Il mercato odontoiatrico oggi offre diverse soluzioni per lo sbiancamento dei denti, quindi credo sia importante fornire ai nostri pazienti una visione aggiornata della letteratura scientifica e delle motivazioni che hanno spinto il nostro centro dentistico a preferire lo sbiancamento domiciliare rispetto a quello alla poltrona.

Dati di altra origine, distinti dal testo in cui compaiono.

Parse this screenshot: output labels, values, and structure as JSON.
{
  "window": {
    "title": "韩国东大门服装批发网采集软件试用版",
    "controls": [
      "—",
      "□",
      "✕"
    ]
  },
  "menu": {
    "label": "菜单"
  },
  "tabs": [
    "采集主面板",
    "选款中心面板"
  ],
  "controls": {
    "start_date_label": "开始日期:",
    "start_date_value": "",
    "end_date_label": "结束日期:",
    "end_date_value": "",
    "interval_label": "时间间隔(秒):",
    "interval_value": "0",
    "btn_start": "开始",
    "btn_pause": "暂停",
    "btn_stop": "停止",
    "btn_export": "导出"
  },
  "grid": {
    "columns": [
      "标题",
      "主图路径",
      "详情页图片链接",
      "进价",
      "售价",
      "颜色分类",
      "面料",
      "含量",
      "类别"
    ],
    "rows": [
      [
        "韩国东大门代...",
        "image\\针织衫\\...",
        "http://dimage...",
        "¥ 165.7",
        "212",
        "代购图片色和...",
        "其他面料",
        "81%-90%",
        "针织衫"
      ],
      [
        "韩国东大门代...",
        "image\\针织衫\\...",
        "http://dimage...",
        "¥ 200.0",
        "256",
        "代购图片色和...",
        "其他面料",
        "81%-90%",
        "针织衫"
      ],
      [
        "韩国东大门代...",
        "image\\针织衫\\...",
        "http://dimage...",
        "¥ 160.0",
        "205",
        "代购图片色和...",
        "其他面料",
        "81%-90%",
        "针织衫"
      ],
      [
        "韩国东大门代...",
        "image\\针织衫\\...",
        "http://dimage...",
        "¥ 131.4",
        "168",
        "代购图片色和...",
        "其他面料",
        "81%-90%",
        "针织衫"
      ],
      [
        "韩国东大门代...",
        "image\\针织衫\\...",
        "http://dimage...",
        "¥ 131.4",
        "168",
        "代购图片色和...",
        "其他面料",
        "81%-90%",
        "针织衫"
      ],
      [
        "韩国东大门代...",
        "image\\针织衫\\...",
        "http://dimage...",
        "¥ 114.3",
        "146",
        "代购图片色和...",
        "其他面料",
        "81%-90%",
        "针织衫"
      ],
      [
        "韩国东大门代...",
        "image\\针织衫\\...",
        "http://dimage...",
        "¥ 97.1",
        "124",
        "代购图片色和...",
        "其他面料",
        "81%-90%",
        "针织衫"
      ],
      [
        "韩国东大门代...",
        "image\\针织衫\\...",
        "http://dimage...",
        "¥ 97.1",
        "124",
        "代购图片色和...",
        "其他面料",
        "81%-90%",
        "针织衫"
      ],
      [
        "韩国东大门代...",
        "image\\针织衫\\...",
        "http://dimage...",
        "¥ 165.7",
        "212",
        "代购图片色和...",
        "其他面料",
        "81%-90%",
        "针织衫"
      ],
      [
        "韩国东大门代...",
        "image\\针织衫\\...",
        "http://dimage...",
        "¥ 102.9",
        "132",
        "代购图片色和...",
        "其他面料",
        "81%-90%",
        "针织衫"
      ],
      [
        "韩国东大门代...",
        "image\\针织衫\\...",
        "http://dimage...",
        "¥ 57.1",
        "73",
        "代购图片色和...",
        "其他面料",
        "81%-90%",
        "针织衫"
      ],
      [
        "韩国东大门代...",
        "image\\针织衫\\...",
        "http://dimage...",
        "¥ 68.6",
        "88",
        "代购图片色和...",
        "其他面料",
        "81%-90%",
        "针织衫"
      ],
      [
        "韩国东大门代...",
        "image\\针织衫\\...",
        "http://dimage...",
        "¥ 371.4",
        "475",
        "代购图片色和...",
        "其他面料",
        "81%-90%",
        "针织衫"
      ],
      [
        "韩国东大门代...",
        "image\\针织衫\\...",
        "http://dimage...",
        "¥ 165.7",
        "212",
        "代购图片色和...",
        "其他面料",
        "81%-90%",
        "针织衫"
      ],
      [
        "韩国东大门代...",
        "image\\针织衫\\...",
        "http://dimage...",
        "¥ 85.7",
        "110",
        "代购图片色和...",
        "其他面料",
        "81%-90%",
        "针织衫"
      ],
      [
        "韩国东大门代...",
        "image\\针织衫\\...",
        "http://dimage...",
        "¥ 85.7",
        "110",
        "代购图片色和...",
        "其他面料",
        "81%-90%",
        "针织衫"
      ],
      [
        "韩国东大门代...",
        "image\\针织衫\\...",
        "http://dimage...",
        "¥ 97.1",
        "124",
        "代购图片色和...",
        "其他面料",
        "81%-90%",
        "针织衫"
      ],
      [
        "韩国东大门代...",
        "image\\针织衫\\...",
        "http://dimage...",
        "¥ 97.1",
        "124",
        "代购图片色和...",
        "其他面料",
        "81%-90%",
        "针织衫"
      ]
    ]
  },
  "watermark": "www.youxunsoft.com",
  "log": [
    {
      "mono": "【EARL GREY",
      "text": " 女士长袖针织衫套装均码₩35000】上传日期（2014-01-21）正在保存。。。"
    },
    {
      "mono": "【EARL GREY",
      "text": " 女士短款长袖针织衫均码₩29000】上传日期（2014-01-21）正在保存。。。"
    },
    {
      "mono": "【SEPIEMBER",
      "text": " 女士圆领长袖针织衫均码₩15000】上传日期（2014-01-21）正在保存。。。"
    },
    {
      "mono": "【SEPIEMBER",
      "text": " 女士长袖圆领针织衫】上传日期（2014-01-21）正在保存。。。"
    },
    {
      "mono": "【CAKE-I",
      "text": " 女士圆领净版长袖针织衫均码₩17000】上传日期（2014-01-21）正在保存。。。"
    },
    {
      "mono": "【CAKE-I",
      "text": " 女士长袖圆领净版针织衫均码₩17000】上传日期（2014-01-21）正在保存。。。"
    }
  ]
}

Sbiancamento Domiciliare Opalescence

Sbiancamento Domiciliare o In studio ?

Una delle domande che ci fate più spesso è: "Ma lo sbiancamento a casa funziona come quello fatto sulla poltrona del dentista?". La risposta, supportata dalle ricerche più recenti, è sorprendente: lo sbiancamento domiciliare è spesso la scelta migliore per stabilità e comfort.

Una meta-analisi pubblicata su PubMed (PMID: 40485133) ha evidenziato che "non esistono differenze clinicamente significative nel risultato finale di colore" tra le due tecniche. In alcuni parametri strumentali lo sbiancamento domiciliare ha mostrato addirittura una variazione cromatica leggermente superiore nel tempo. Inoltre, l’intensità della sensibilità dentale tende ad essere più bassa nei protocolli domiciliari rispetto a quelli eseguiti esclusivamente in studio.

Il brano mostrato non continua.